1845 yılında Tiflis’te açılan Rus tiyatrosunda Shakspeare, Moliere, Gogol, Ostrovski gibi yazarların eserleri, piyesleri sahneye konmuştur. Mirza Fetheli Ahundov, o dönemlerde tiyatroyla ilgilenmeye başlamış ve 1850-1855 yıllarında komedi türünde altı eser yazmış ve sadece Azerbaycan’da değil bütün yakın Doğu’da dram türünün temelini atmıştır (Talıbov, 2000:205).

Mirza Fetheli Ahundov, bilimsel, edebî ve felsefî eserlerinde çeğitim-öğretimle ilgili görüşlerini ortaya koymuştur. Ahundov’a göre, eğitim-öğretimin en önemli amacı bilimsel bilgilere sahip, yüksek ahlaki sıfatlara sahip, medeni, iradeli insanlar yetiştirmektir. O, yeni okullar açmayı, iyi eğitimli halk öğretmenleri yetiştirmeyi ve öğretimi ana dilinde vermeyi önemli bulmuştur. Ahundov, eserlerinde “Bilimi nerede öğrenelim, kimden öğrenelim, hangi dilde öğrenelim ve nasıl öğrenelim?” gibi soruları sormuş ve bunlara geniş cevaplar vermiştir (Karabağlı, 1968:12).

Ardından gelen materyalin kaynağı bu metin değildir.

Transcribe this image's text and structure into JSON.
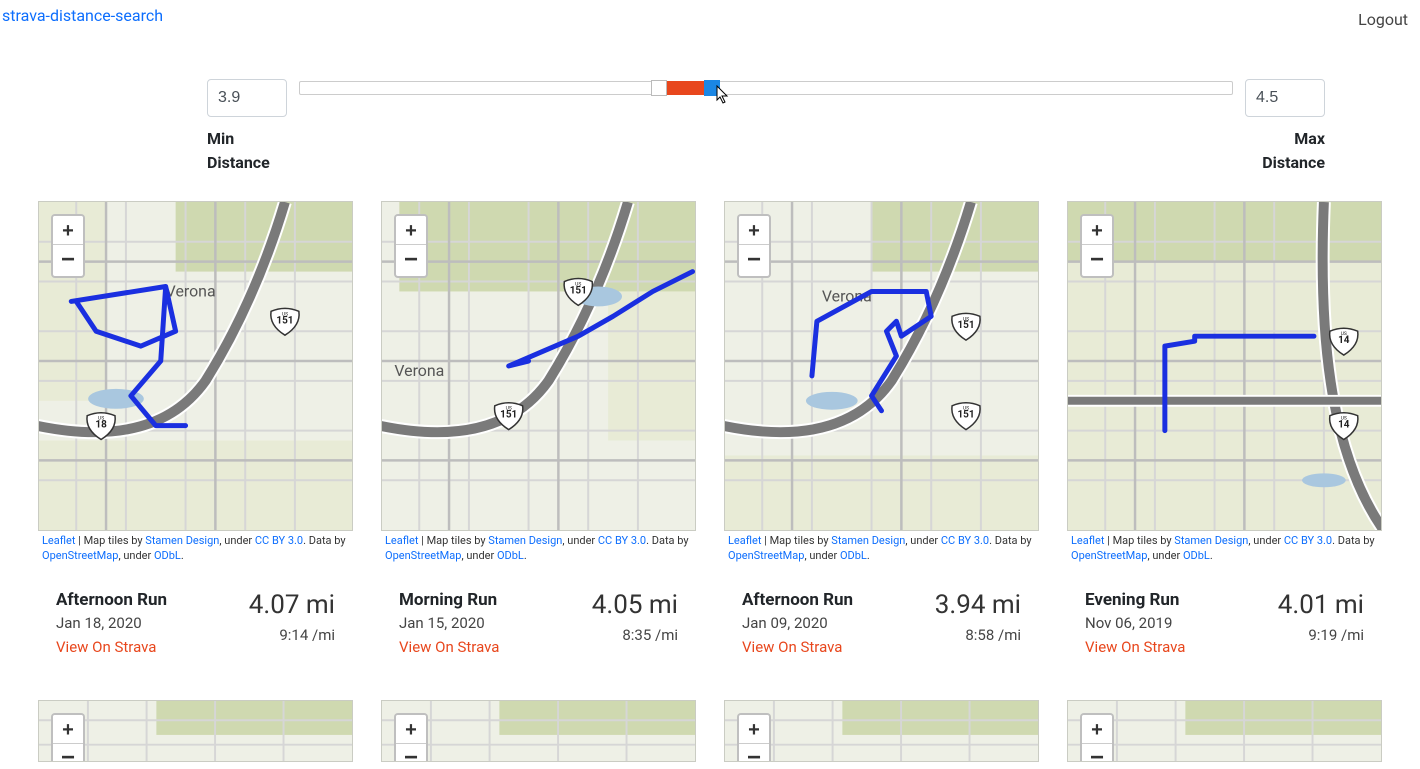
{
  "topbar": {
    "brand": "strava-distance-search",
    "logout": "Logout"
  },
  "slider": {
    "min_value": "3.9",
    "max_value": "4.5",
    "min_label_1": "Min",
    "min_label_2": "Distance",
    "max_label_1": "Max",
    "max_label_2": "Distance",
    "range_min": 0,
    "range_max": 10,
    "fill_left_pct": 38.2,
    "fill_width_pct": 6.2,
    "handle_min_pct": 37.7,
    "handle_max_pct": 43.4
  },
  "attribution": {
    "leaflet": "Leaflet",
    "sep": " | Map tiles by ",
    "stamen": "Stamen Design",
    "under1": ", under ",
    "cc": "CC BY 3.0",
    "data_by": ". Data by ",
    "osm": "OpenStreetMap",
    "under2": ", under ",
    "odbl": "ODbL",
    "dot": "."
  },
  "view_label": "View On Strava",
  "activities": [
    {
      "title": "Afternoon Run",
      "date": "Jan 18, 2020",
      "distance": "4.07 mi",
      "pace": "9:14 /mi",
      "town": "Verona",
      "hwy": [
        "18",
        "151"
      ],
      "route_variant": "loop-left"
    },
    {
      "title": "Morning Run",
      "date": "Jan 15, 2020",
      "distance": "4.05 mi",
      "pace": "8:35 /mi",
      "town": "Verona",
      "hwy": [
        "151",
        "151"
      ],
      "route_variant": "diag"
    },
    {
      "title": "Afternoon Run",
      "date": "Jan 09, 2020",
      "distance": "3.94 mi",
      "pace": "8:58 /mi",
      "town": "Verona",
      "hwy": [
        "151",
        "151"
      ],
      "route_variant": "loop-wedge"
    },
    {
      "title": "Evening Run",
      "date": "Nov 06, 2019",
      "distance": "4.01 mi",
      "pace": "9:19 /mi",
      "town": "",
      "hwy": [
        "14",
        "14"
      ],
      "route_variant": "ell"
    }
  ]
}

Bu konuda Ahundov arkadaşı Hasan Bey Zerdabî’ye yazdığı mektubunda şöyle demiştir:

“Ey âlim Hasan Bey!

Sen her tür gazetende biz Müslümanlara ilmin faziletini ve faydasını bildirerek bize teklif ediyorsun ki, ilim öğrenin, ilim öğrenin! Çok iyi, fikirlerin kıymetlidir. Biz sizin nasihatinizi işitip ilim öğrenmeye hazırız. Bize söyle bakalım, ilmi nerede öğrenelim, kimden öğrenelim ve hangi dilde öğrenelim? Sizin arzularınız bizim çobanlarımız da kadınlarımız da okuma yazmayı öğrendikleri zaman gerçekleşir (Talıbov, 2000:208).”

Ahundov, ilmi nerede öğrenelim derken okulların olmadığından, kimden öğrenelim derken öğretmenlerin olmadığından, hangi dilde öğretelim derken eğitimin ana dilinde olmamasından şikâyet etmiştir. O dönemlerde faaliyet gösteren okullarda dersler Farsça ve Rusça verildiğinden Ahundov, Gori Öğretmen Okulunda Azerbaycan Şubesinin açılması için yılmadan çalışmıştır.

Ahundov, okulun kesinlikle dinden ayrılması gerektiğini savunmuştur. Ona göre, okulda dil ve edebiyat öğretiminin amacı ve vazifesi gençlere vatan, millet sevgisini, bağımsızlığı için canını ve malını feda etmeyi öğretmek ve onları buna hazırlamaktır (Karabağlı, 1968:12).

Ahundov, eğitimle insanda olması gereken şu yedi özelliğin geliştirilebileceğine inanır:

1. İnsan kötü işlerden kaçmalı, hayır işler yapmalıdır.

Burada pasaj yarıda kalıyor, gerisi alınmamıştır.